Some states have found ways to tackle parity issues head-on. In 2013, following a growing number of complaints from people being denied mental health care coverage, the New York attorney general’s office launched an industry-wide investigation of insurers’ compliance with state and federal parity statutes. According to a 2018 report on the investigations, the state AG has entered into eight settlement agreements with seven insurers, resulting in $2 million in restitution to patients, sweeping reforms, and a 60 percent decrease in consumer complaints to the office’s health care bureau helpline. New York is “the only state that’s done that,” says former Sen. Patrick Kennedy, whose group, the Kennedy Forum, is organizing parity campaigns across the country. “It’s hard for me to believe that the only people who are being discriminated against all reside within the boundaries of New York, so that means you’ve got the rest of the 49 states with pretty dramatic discrimination and no one’s taking these insurance companies on.”

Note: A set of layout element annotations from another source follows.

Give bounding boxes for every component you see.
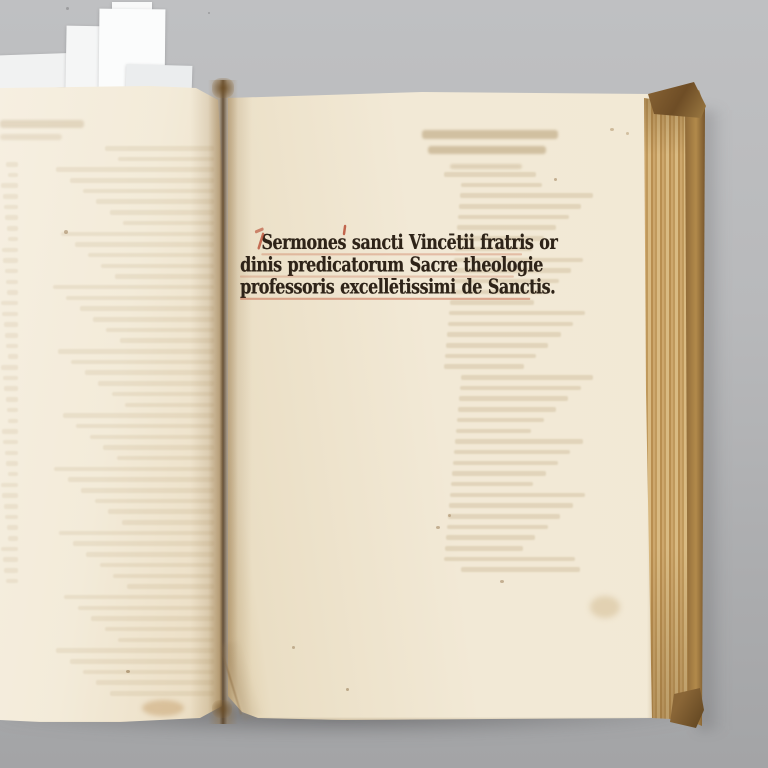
foxing-spot — [292, 646, 295, 649]
auction-photo: Sermones sancti Vincētii fratris or dini… — [0, 0, 768, 768]
dust-speck — [208, 12, 210, 14]
title-block: Sermones sancti Vincētii fratris or dini… — [240, 231, 545, 298]
show-through-heading — [428, 146, 546, 154]
title-line-3: professoris excellētissimi de Sanctis. — [240, 276, 545, 298]
show-through-heading — [0, 120, 84, 128]
foxing-spot — [554, 178, 557, 181]
show-through-heading — [422, 130, 558, 139]
rubric-underline — [240, 298, 530, 300]
right-page: Sermones sancti Vincētii fratris or dini… — [222, 88, 656, 722]
cover-edge — [685, 88, 705, 730]
tailband — [212, 700, 232, 718]
cover-top-corner — [646, 82, 706, 118]
left-page — [0, 84, 224, 726]
foxing-spot — [436, 526, 440, 529]
spine-gutter — [208, 80, 238, 724]
foxing-spot — [448, 514, 451, 517]
fore-edge-tone — [644, 92, 692, 724]
show-through-heading — [450, 164, 522, 169]
rubric-underline — [240, 276, 514, 278]
foxing-spot — [64, 230, 68, 234]
foxing-spot — [610, 128, 614, 131]
title-line-1: Sermones sancti Vincētii fratris or — [240, 231, 545, 253]
headband — [212, 78, 234, 98]
foxing-stain — [142, 700, 184, 716]
show-through-column — [46, 146, 214, 702]
show-through-margin-column — [0, 162, 18, 590]
foxing-spot — [500, 580, 504, 583]
fore-edge — [644, 92, 692, 724]
dust-speck — [66, 7, 69, 10]
foxing-spot — [126, 670, 130, 673]
title-line-2: dinis predicatorum Sacre theologie — [240, 253, 545, 275]
foxing-spot — [626, 132, 629, 135]
show-through-heading — [0, 134, 62, 140]
rubric-underline — [261, 253, 522, 255]
foxing-stain — [590, 596, 620, 618]
foxing-spot — [346, 688, 349, 691]
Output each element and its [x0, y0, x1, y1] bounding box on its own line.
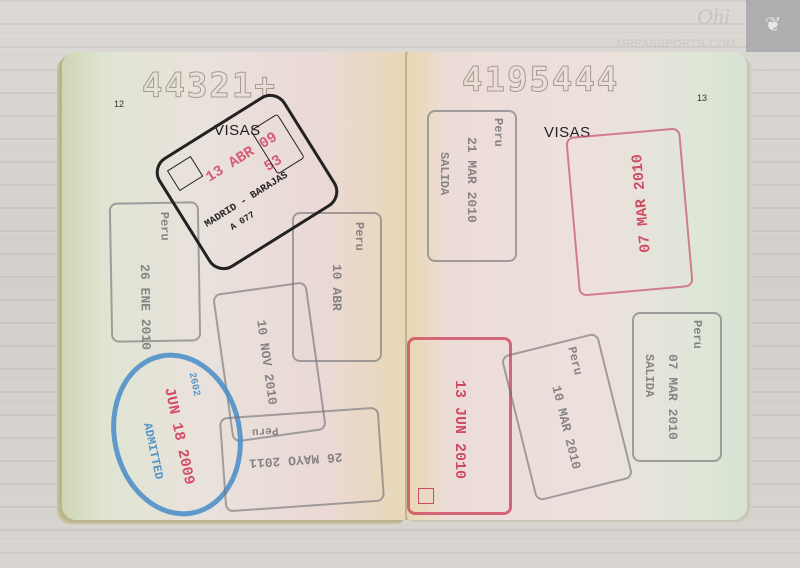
arrival-arrow-icon — [418, 488, 434, 504]
watermark-site: MRPASSPORTS.COM — [616, 38, 736, 50]
passport-page-left: 12 44321+ VISAS 26 ENE 2010 Peru 10 ABR … — [62, 52, 407, 520]
stamp-peru-10mar: 10 MAR 2010 Peru — [500, 332, 633, 502]
watermark-signature: Ohi — [697, 4, 730, 30]
watermark-logo: ❦ — [746, 0, 800, 52]
stamp-peru-07mar: 07 MAR 2010 Peru SALIDA — [632, 312, 722, 462]
airplane-icon — [167, 156, 203, 191]
laurel-wreath-icon: ❦ — [746, 12, 800, 37]
page-number: 13 — [697, 93, 707, 103]
stamp-venezuela-07mar: 07 MAR 2010 — [565, 127, 694, 296]
perforated-number: 4195444 — [462, 60, 619, 100]
stamp-peru-26mayo: 26 MAYO 2011 Peru — [219, 407, 385, 513]
page-number: 12 — [114, 99, 124, 109]
airplane-box-icon — [250, 114, 305, 175]
stamp-peru-21mar: 21 MAR 2010 Peru SALIDA — [427, 110, 517, 262]
open-passport: 12 44321+ VISAS 26 ENE 2010 Peru 10 ABR … — [62, 52, 750, 524]
stamp-venezuela-13jun: 13 JUN 2010 — [407, 337, 512, 515]
passport-page-right: 13 4195444 VISAS 21 MAR 2010 Peru SALIDA… — [407, 52, 747, 520]
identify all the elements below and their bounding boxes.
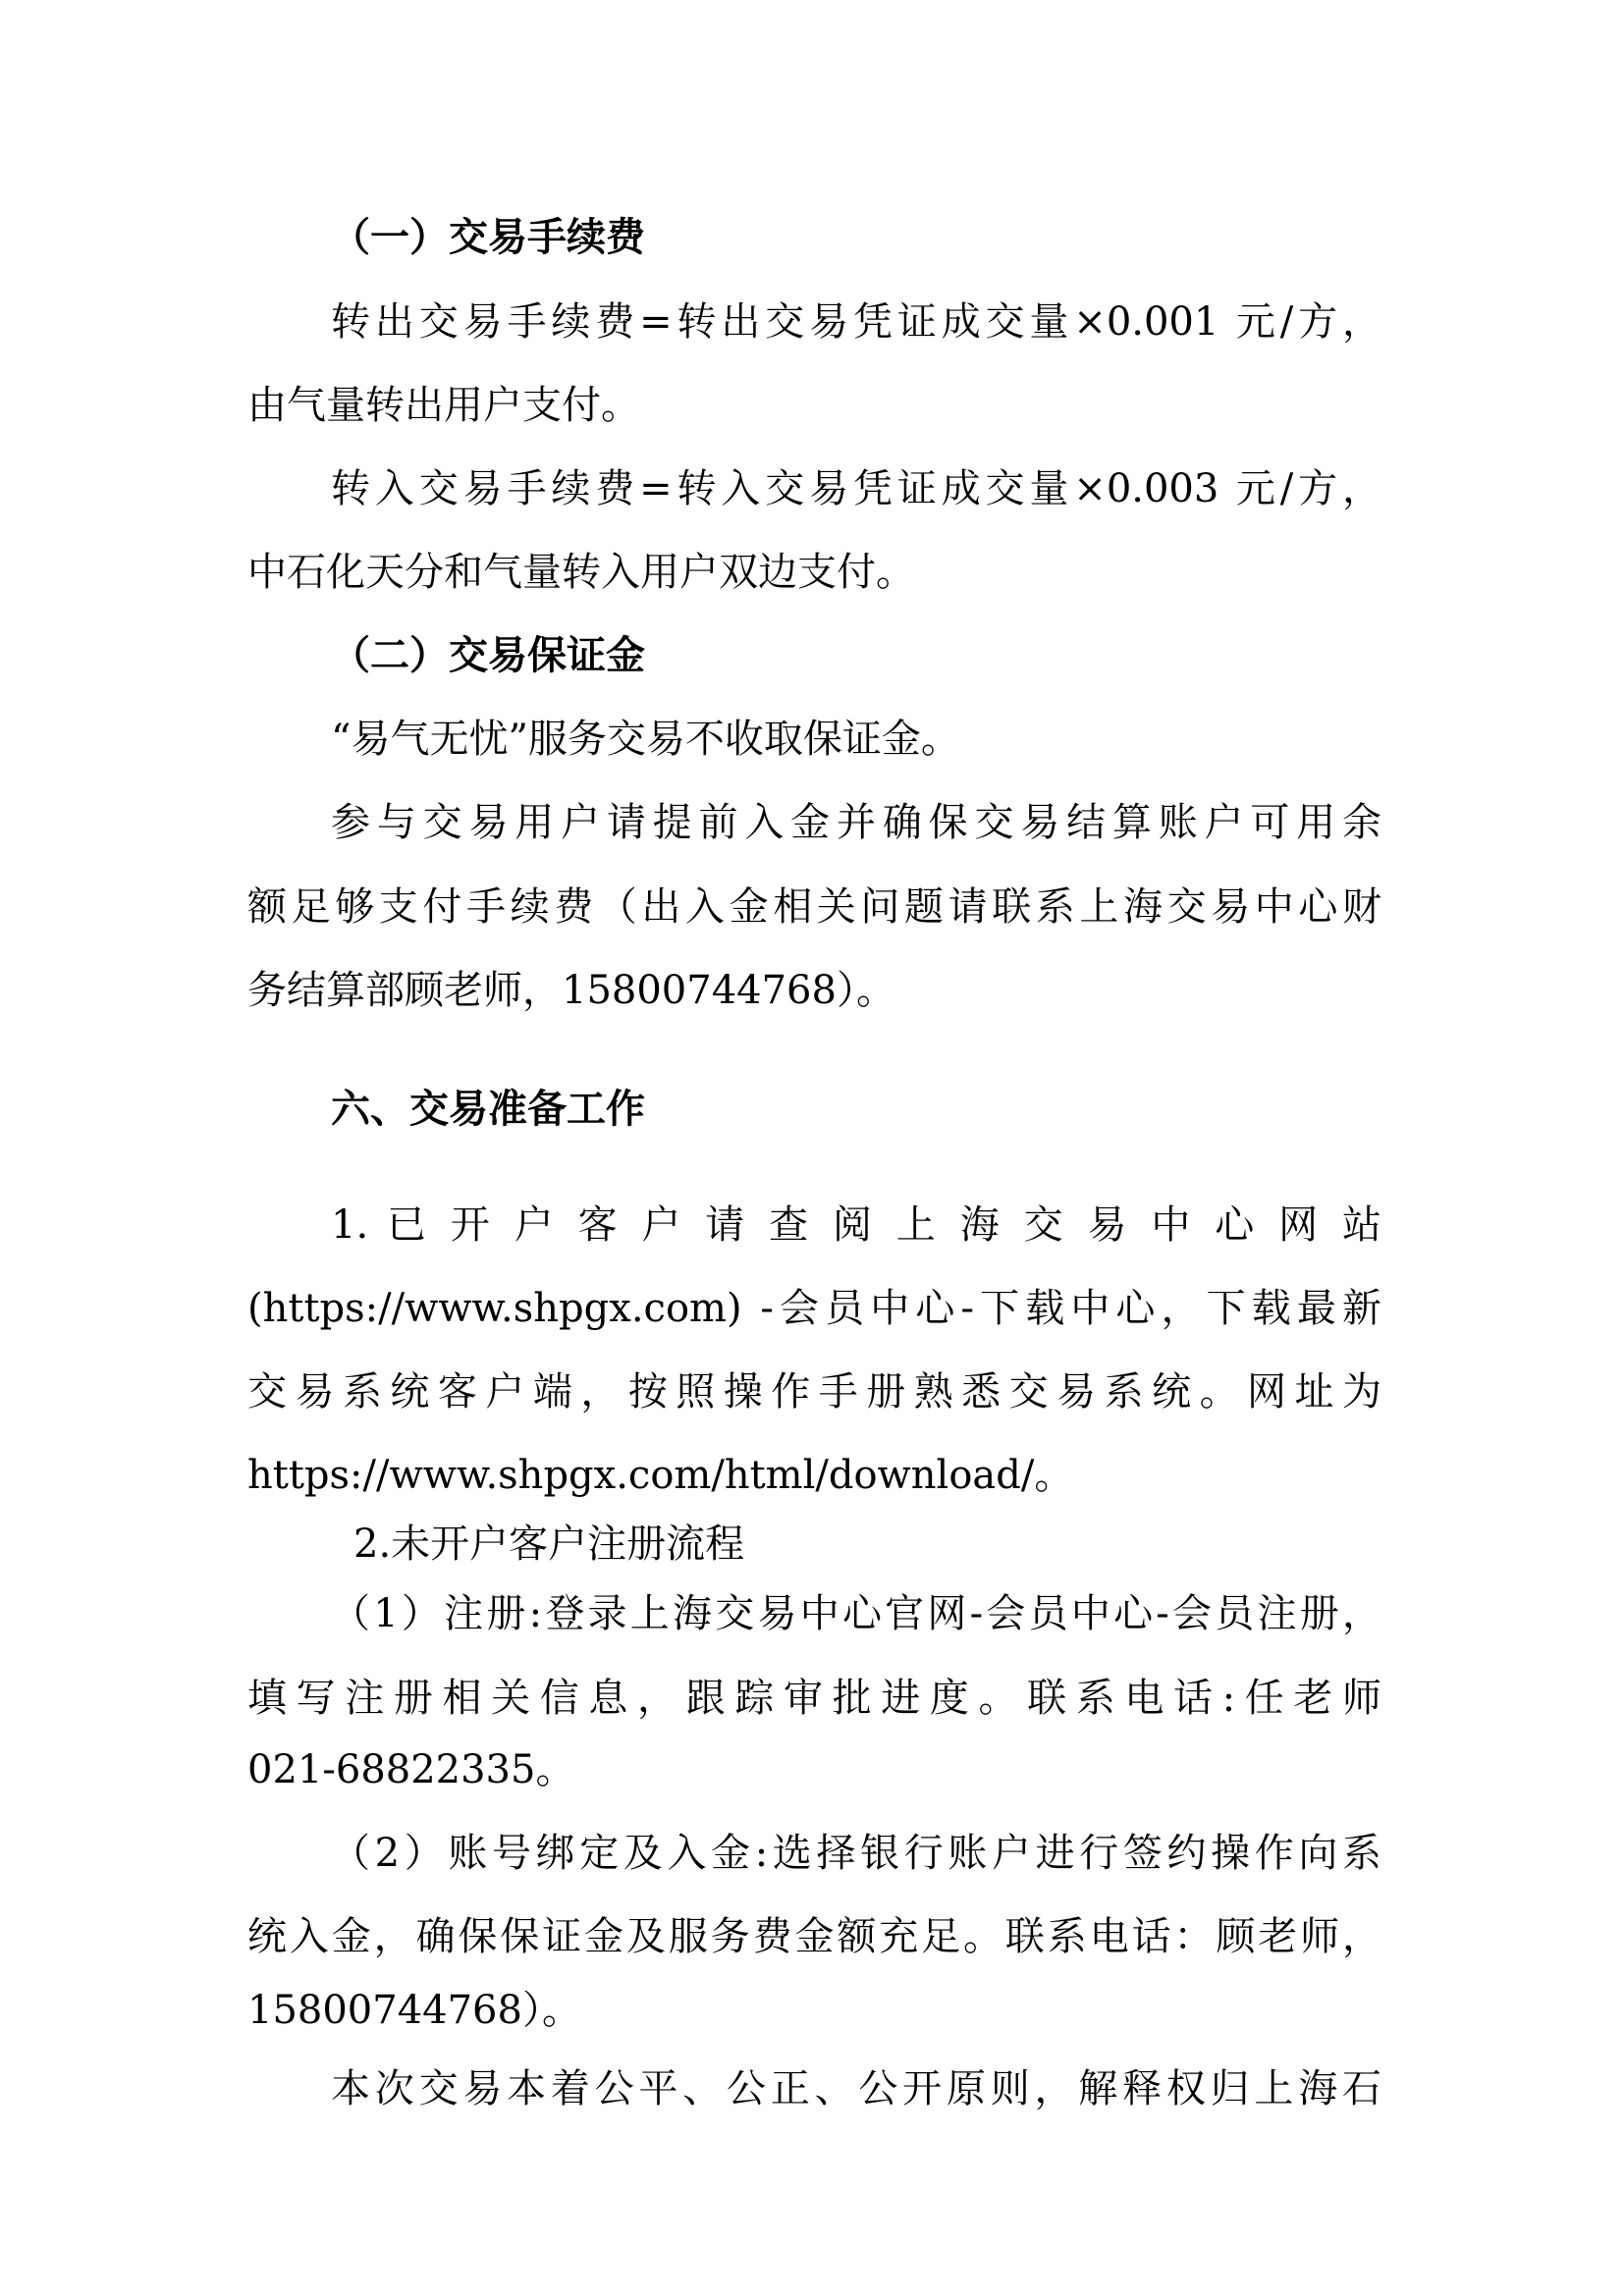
paragraph-line: 2.未开户客户注册流程 xyxy=(353,1517,1381,1572)
paragraph-line: 本次交易本着公平、公正、公开原则，解释权归上海石 xyxy=(331,2061,1381,2116)
paragraph-line-url[interactable]: https://www.shpgx.com/html/download/。 xyxy=(247,1448,1381,1503)
paragraph-line: 务结算部顾老师，15800744768）。 xyxy=(247,963,1381,1018)
paragraph-line: 额足够支付手续费（出入金相关问题请联系上海交易中心财 xyxy=(247,880,1381,934)
paragraph-line: 021-68822335。 xyxy=(247,1742,1381,1797)
paragraph-line: “易气无忧”服务交易不收取保证金。 xyxy=(331,712,1381,767)
paragraph-line: （1）注册:登录上海交易中心官网-会员中心-会员注册， xyxy=(331,1586,1381,1641)
section-heading-deposit: （二）交易保证金 xyxy=(331,628,1381,683)
section-heading-fees: （一）交易手续费 xyxy=(331,210,1381,265)
paragraph-line: 统入金，确保保证金及服务费金额充足。联系电话：顾老师， xyxy=(247,1909,1381,1964)
paragraph-line: (https://www.shpgx.com) -会员中心-下载中心，下载最新 xyxy=(247,1281,1381,1336)
paragraph-line: 转出交易手续费=转出交易凭证成交量×0.001 元/方， xyxy=(331,294,1381,349)
paragraph-line: （2）账号绑定及入金:选择银行账户进行签约操作向系 xyxy=(331,1826,1381,1881)
paragraph-line: 中石化天分和气量转入用户双边支付。 xyxy=(247,545,1381,600)
paragraph-line: 由气量转出用户支付。 xyxy=(247,378,1381,433)
section-heading-preparation: 六、交易准备工作 xyxy=(331,1082,1381,1137)
paragraph-line: 1. 已 开 户 客 户 请 查 阅 上 海 交 易 中 心 网 站 xyxy=(331,1198,1381,1253)
paragraph-line: 填写注册相关信息，跟踪审批进度。联系电话:任老师 xyxy=(247,1671,1381,1726)
paragraph-line: 交易系统客户端，按照操作手册熟悉交易系统。网址为 xyxy=(247,1364,1381,1419)
paragraph-line: 转入交易手续费=转入交易凭证成交量×0.003 元/方， xyxy=(331,461,1381,516)
paragraph-line: 15800744768）。 xyxy=(247,1983,1381,2038)
paragraph-line: 参与交易用户请提前入金并确保交易结算账户可用余 xyxy=(331,795,1381,850)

Without their attorney general’s force, clinicians in California are doing their best to meet their patients where they are. And for her part, Susan Futterman has found her own way to help other families avoid what she went through: Shortly after losing her husband, Futterman went back to school and became a licensed therapist focusing on suicidal ideation. She says she sometimes sees patients who have struggled to get an appointment at Kaiser.
“I felt that the system had failed him incredibly badly, and there was nothing I could do to help him,” she says. “But I thought maybe I could help other people who would otherwise be failed by the medical system. I wanted to do something in his memory, and this was the best I could come up with.”